Han Sen ondan güzel bir şey kazanmamıştı. Shura’ya ait olan insanların yaptıkları silahlardan çok daha iyi olan katanayı, Han Sen eve getirmişti.
Shura’lar alaşım silahlar yapmada insanlardan çok daha gelişmişti. Han Sen uzun bir zaman önce Shura’ların katanalarının harika olduğunu duymuştu. Siyah boynuzlu Shura’lar bile Z-Çelik silahlardan daha iyi katanalar kullanıyordu. Şimdi Han Sen altın boynuzlu bir Shura’nın katanasına sahipti, iyininde iyisi olmalıydı. Burada bu katana ile aynı seviyede hiçbir silah yoktu.
Han Sen katanayı kullandı ve sanki havayı kesecekmiş gibi hissettiren korkutucu bir keskinliğe sahipti.
Han Sen katananın Z-Çelik hançerden daha keskin olduğunu bildiği için katanayı hiçbir silahla denemeye cesaret edemedi.
Video o kadar yaygınlaşmıştı ki Han Sen insanların katanayı tanıyabileceğinden ve dolayısıyla onun Jin Bi olduğunu anlayabileceklerinden endişeleniyordu. Bu yüzden esas halini değiştirmek için katanayı spreyle altın rengine boyamaya karar vermişti. Katana spreyle altın rengine boyandıktan sonra pirinçten yapılmış gibi görünüyordu. (Çn: Uzak doğuda A vitamini eksikliğinden dolayı, laboratuvar koşullarında pirince A vitamini eklenmiş ve bu da rengini altın rengine çevirmiş altın pirinç diye geçer bakabilirsiniz). Ayrıca Skynet üzerinden ucuz ama gösterişli bir kılıf sipariş etti böylece kılıfın içerisindeyken kimse onun Shura’nın katanası olduğunu anlayamazdı.

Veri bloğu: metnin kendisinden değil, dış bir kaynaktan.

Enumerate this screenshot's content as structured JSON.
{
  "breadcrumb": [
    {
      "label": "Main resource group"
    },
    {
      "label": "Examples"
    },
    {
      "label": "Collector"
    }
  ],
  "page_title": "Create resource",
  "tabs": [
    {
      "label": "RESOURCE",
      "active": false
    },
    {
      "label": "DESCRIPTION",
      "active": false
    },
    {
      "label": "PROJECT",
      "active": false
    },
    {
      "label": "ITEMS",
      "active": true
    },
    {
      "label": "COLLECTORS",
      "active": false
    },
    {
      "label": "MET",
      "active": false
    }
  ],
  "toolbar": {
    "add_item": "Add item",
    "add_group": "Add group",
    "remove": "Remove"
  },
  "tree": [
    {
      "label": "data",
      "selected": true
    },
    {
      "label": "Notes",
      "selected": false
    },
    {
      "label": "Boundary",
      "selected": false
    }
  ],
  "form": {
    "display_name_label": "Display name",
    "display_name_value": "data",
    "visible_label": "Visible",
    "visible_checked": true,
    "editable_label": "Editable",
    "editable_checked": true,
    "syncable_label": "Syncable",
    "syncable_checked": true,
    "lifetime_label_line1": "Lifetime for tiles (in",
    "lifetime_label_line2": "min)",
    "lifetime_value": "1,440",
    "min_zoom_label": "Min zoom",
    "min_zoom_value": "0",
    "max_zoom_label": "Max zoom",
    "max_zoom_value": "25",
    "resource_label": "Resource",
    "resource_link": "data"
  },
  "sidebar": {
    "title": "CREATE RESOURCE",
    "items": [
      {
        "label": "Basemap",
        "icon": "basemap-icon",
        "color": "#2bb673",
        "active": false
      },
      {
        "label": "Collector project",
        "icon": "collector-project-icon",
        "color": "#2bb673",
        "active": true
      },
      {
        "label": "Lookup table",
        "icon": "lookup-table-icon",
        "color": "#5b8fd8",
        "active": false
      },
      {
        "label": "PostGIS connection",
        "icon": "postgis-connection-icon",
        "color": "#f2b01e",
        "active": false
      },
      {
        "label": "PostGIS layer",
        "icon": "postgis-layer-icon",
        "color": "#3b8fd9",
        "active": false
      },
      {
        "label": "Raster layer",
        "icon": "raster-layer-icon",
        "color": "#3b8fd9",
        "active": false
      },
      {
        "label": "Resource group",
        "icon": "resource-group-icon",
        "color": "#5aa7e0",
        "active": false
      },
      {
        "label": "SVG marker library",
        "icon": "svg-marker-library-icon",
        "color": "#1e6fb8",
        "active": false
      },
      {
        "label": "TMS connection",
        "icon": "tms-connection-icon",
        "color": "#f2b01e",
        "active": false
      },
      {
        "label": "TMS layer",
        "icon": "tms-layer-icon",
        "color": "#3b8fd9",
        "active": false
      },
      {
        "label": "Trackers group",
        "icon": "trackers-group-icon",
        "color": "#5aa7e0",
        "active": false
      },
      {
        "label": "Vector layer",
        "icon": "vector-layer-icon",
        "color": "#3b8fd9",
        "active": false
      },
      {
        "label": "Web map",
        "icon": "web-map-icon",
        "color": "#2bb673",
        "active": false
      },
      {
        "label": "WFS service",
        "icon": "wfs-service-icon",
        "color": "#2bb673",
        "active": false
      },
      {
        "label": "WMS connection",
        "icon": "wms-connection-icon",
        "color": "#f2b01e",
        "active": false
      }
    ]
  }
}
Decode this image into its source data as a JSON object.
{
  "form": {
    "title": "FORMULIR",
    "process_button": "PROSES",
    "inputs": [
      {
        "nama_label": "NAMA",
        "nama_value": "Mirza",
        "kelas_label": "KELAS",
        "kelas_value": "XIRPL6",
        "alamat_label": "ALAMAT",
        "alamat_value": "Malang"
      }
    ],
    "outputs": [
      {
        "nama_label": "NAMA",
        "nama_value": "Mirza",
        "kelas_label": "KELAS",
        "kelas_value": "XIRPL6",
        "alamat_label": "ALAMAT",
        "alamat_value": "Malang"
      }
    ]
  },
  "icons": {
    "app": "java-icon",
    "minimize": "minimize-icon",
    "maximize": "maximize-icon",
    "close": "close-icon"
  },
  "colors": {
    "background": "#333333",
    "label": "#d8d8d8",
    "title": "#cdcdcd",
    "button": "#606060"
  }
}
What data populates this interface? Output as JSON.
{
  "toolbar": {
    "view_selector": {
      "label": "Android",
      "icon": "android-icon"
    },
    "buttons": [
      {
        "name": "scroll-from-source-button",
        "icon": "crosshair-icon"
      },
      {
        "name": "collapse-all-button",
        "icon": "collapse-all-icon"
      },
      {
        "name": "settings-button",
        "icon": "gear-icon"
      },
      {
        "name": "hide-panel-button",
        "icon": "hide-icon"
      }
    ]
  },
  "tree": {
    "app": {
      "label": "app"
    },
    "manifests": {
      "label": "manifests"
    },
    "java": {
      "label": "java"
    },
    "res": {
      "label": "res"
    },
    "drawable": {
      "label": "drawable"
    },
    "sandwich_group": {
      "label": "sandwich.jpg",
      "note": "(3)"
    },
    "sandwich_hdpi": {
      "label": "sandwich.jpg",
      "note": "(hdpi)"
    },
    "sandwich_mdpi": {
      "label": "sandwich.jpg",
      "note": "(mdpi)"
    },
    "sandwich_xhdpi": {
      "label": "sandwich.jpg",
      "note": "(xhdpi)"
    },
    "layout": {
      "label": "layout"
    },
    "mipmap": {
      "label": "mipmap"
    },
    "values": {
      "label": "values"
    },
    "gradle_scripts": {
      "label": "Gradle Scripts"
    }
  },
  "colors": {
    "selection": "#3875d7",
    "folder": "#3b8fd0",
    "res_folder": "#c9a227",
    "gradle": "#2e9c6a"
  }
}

Aslında, Han Sen onu başkalarının önünde kullanmak niyetinde değildi. Bunlar sadece aldığı önlemlerdi.
Han Sen daha az tanınabilir yapmak için katananın kabzasını değiştirmek istedi ama kabzayı yerinden çıkaramadı. Ancak, kabzaya gömülü bir boncuk oyuk buldu, onun için bu oyuk büyük bir sürprizdi.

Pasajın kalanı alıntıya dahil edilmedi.